Podcast Summary: At Work with The Ready
Episode: AUA: Your Team Isn't Ready For Your Future
Date: November 24, 2025
Hosts: Rodney Evans & Sam Spurlin
Overview of the Episode
In this Ask Us Anything (AUA) mini-episode, hosts Rodney Evans and Sam Spurlin tackle a heady challenge submitted by a listener:
"How do I bring people with me when I'm already operating a few years ahead—without softening what I see or being perceived as a threat?"
The conversation centers on the struggles of being ahead of your peers or team in terms of vision and strategy, and how to responsibly bridge that gap without alienating others or getting frustrated.
Key Discussion Points & Insights
1. Resist “Thought Leadership”; Show, Don’t Tell
- Sam warns against adopting an overt “thought leader” persona, especially inside your own organization. He suggests focusing less on “telling” people about the future and more on “showing” them through tangible experiments and actions.
- Quote (00:33):
"Resist the urge to thought lead. …I would encourage you to shift from telling to showing. If you are living in the future, what are some ways that you can show people that and help them experience that little taste of the future as well, without even necessarily being super explicit about it?"
— Sam Spurlin
2. Translate Future Visions into Present Actions
- Rodney agrees, highlighting the importance of holding your long-term hypotheses and translating them into immediate, actionable ideas for your context.
- It’s crucial to use your foresight to inform what’s relevant now, rather than persuading everyone to jump to your timeline.
- Quote (01:59):
“Your responsibility then is to translate that to what it means now, not try to convince people to share your vision of what a few years from now looks like. ...My job right now isn't to convince everybody that I work with that that's what's going to happen… My job right now is to hold a hypothesis about the future, test a component of it or the very early, early signals of it in the present, and keep those things in a feedback loop...”
— Rodney Evans
3. Meet People Where They Are; Recognize Their Journey
- Sam emphasizes that others can’t simply leap to your position—they need to experience steps for themselves.

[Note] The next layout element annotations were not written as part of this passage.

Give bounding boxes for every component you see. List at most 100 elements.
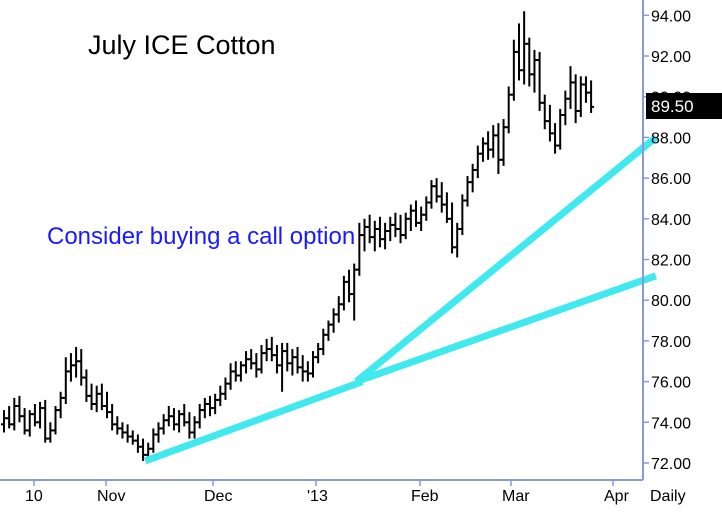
ohlc-bar xyxy=(552,123,559,154)
ohlc-bar xyxy=(289,349,296,376)
ohlc-bar xyxy=(78,349,85,386)
ohlc-bar xyxy=(315,342,322,364)
ohlc-bar xyxy=(207,395,213,417)
ohlc-bar xyxy=(26,410,33,437)
ohlc-bar xyxy=(516,23,522,81)
ohlc-bar xyxy=(557,108,564,150)
ohlc-bar xyxy=(438,182,445,213)
ohlc-bar xyxy=(222,377,229,400)
y-tick-label: 76.00 xyxy=(651,375,691,392)
ohlc-bar xyxy=(279,342,286,392)
ohlc-bar xyxy=(263,338,270,362)
ohlc-bar xyxy=(541,94,548,130)
ohlc-bar xyxy=(366,214,373,244)
ohlc-bar xyxy=(124,424,131,443)
trendline-1 xyxy=(143,378,364,465)
ohlc-bar xyxy=(320,328,327,356)
ohlc-bar xyxy=(181,403,188,427)
ohlc-bar xyxy=(310,351,316,378)
ohlc-bar xyxy=(428,180,435,209)
trendline-3 xyxy=(354,134,659,385)
x-tick-label: 10 xyxy=(25,488,43,505)
trendline-2 xyxy=(355,272,658,385)
ohlc-bar xyxy=(98,383,105,411)
annotation-text: Consider buying a call option xyxy=(47,223,355,250)
ohlc-bar xyxy=(500,119,507,166)
ohlc-bar xyxy=(479,137,486,162)
ohlc-bar xyxy=(536,51,543,111)
ohlc-bar xyxy=(217,385,224,407)
ohlc-bar xyxy=(361,218,368,252)
y-tick-label: 82.00 xyxy=(651,253,691,270)
x-axis-ticks: 10 Nov Dec '13 Feb Mar Apr xyxy=(25,480,630,505)
y-tick-label: 86.00 xyxy=(651,171,691,188)
ohlc-bar xyxy=(109,403,116,431)
y-tick-label: 72.00 xyxy=(651,456,691,473)
x-tick-label: Dec xyxy=(204,488,232,505)
ohlc-bar xyxy=(134,434,141,453)
ohlc-bar xyxy=(469,163,476,193)
ohlc-bar xyxy=(413,200,419,227)
ohlc-bar xyxy=(459,194,466,236)
ohlc-bar xyxy=(562,90,569,126)
trendlines xyxy=(143,134,659,465)
x-tick-label: Feb xyxy=(411,488,439,505)
ohlc-bar xyxy=(258,344,265,374)
ohlc-bar xyxy=(531,49,538,93)
ohlc-bar xyxy=(237,361,244,382)
x-tick-label: '13 xyxy=(307,488,328,505)
ohlc-bar xyxy=(186,412,193,439)
ohlc-bar xyxy=(376,216,383,248)
ohlc-bar xyxy=(104,391,110,419)
ohlc-bar xyxy=(155,422,162,443)
ohlc-bar xyxy=(52,406,59,435)
y-tick-label: 84.00 xyxy=(651,212,691,229)
x-tick-label: Apr xyxy=(604,488,630,505)
y-tick-label: 88.00 xyxy=(651,130,691,147)
ohlc-bar xyxy=(73,347,80,378)
ohlc-bar xyxy=(11,397,18,431)
ohlc-bar xyxy=(160,414,167,435)
ohlc-bar xyxy=(546,104,553,142)
ohlc-bar xyxy=(248,349,255,370)
ohlc-bar xyxy=(294,347,301,374)
ohlc-bar xyxy=(443,192,450,223)
ohlc-bar xyxy=(165,406,172,427)
ohlc-bar xyxy=(392,212,399,238)
ohlc-bar xyxy=(67,353,74,382)
y-axis-ticks: 94.0092.0090.0088.0086.0084.0082.0080.00… xyxy=(643,8,691,473)
y-tick-label: 78.00 xyxy=(651,334,691,351)
ohlc-bar xyxy=(582,76,589,103)
ohlc-bar xyxy=(510,39,517,101)
ohlc-bar xyxy=(88,383,95,411)
ohlc-bar xyxy=(232,361,239,382)
ohlc-bar xyxy=(449,202,456,254)
last-price-marker xyxy=(646,93,722,119)
ohlc-bar xyxy=(6,406,13,429)
ohlc-bar xyxy=(176,410,183,433)
ohlc-bar xyxy=(521,11,528,85)
ohlc-bar xyxy=(268,336,275,362)
ohlc-bar xyxy=(387,216,394,242)
ohlc-bar xyxy=(191,416,198,439)
ohlc-bar xyxy=(129,430,136,445)
ohlc-bar xyxy=(284,342,291,372)
ohlc-bar xyxy=(577,76,584,118)
ohlc-bar xyxy=(83,369,90,402)
ohlc-bar xyxy=(325,320,332,341)
ohlc-bar xyxy=(490,125,497,158)
ohlc-bar xyxy=(340,275,347,311)
ohlc-bar xyxy=(37,401,44,429)
ohlc-bar xyxy=(42,399,49,443)
ohlc-bar xyxy=(397,214,404,244)
ohlc-bar xyxy=(62,357,69,404)
y-tick-label: 92.00 xyxy=(651,49,691,66)
ohlc-bar xyxy=(243,351,250,374)
ohlc-bar xyxy=(150,428,157,453)
ohlc-bar xyxy=(474,145,481,179)
y-tick-label: 94.00 xyxy=(651,8,691,25)
ohlc-bar xyxy=(464,176,471,207)
ohlc-bar xyxy=(454,222,461,258)
ohlc-bar xyxy=(526,37,533,87)
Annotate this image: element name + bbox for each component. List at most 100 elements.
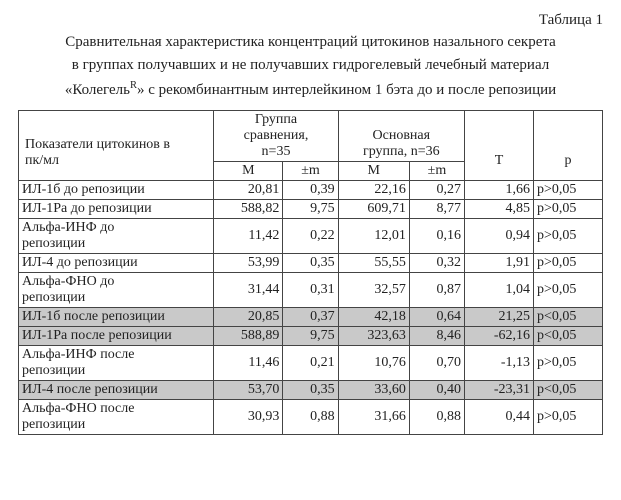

- A leader ahead of their team should aid others’ journey by reducing the cycle time for learning and experimentation, letting them take “the next step,” even if it seems basic to you.
- Quote (04:07):
"How did one get into the future? You know, you took steps and you ended up now where you are... It can be frustrating to kind of look back and say...now in one big step, you all join me here. But that's not how people experience it. They have to go on their own journey into the future."
— Sam Spurlin
4. Seek Out Your Own Future-Focused Community
- Rodney advises connecting with peers (possibly outside your org) who can speak to the same time horizon, so you aren’t left feeling alone or frustrated.
- Don’t burden your colleagues with your futuristic ideas if they aren’t ready or interested; instead, nurture that part of yourself through other channels.
- Quote (04:56):
"Find your people to talk to about that...the way not to do that is to make my clients have that conversation with me because they don't want to. … I also just think carving out a space for yourself so that whatever futurist domain is particularly compelling to you, you have a network or just three or four like-minded people that you can sort of go like, 'this is what I'm seeing. Is this what you're seeing'..."
— Rodney Evans
Notable Quotes & Memorable Moments
-
On resisting the urge to go full “thought leader”:
“…it is really easy to kind of wear out your welcome if you kind of adopt this thought leadership persona, especially internal organization.”
— Sam Spurlin (00:38) -
On patience and a feedback loop:
“All of us who live in the future would love to be able to just like snap our fingers and have whole organizations be like, she's right, I see it now. …But that's not how human beings are and how they work.”
— Rodney Evans (02:45) -
On not trying to hurry others:
“Even though it's not going to feel like the future to you, but it is to them...then that's how you accelerate people to bring them into what you're seeing.”
— Sam Spurlin (04:36) -
On self-care for forward thinkers:
“Just because it's not easy to integrate into your present context doesn't mean you shouldn't feed it. You just might have to feed it somewhere else.”
— Rodney Evans (05:46)
Important Timestamps
- 00:33 — Sam on shifting from telling to showing
- 01:59 — Rodney on translating future vision into now
- 04:07 — Sam on the journey to the future and helping others accelerate their path
- 04:56 — Rodney on finding your ‘future’ people outside your immediate context
Tone & Approach
The hosts maintain a candid, empathic tone—balancing practical advice with an understanding of the frustrations felt by “future-oriented” team members. Both hosts emphasize humility, patience, and the value of indirect influence over hard persuasion.
Summary Takeaways
- Don’t try to “convince” people to see what you see about the future; experiment in the present and let others experience it.
- Translate your big ideas into actionable, relevant steps for your current organizational context.
- Recognize that others need to travel their own road toward the future—help them by clarifying and shortening their next steps.
- Find or build your own community of forward-thinking peers to keep yourself inspired and sane.
- Keep your futuristic edge alive, but don’t burden others—or yourself—by expecting universal buy-in before people are ready.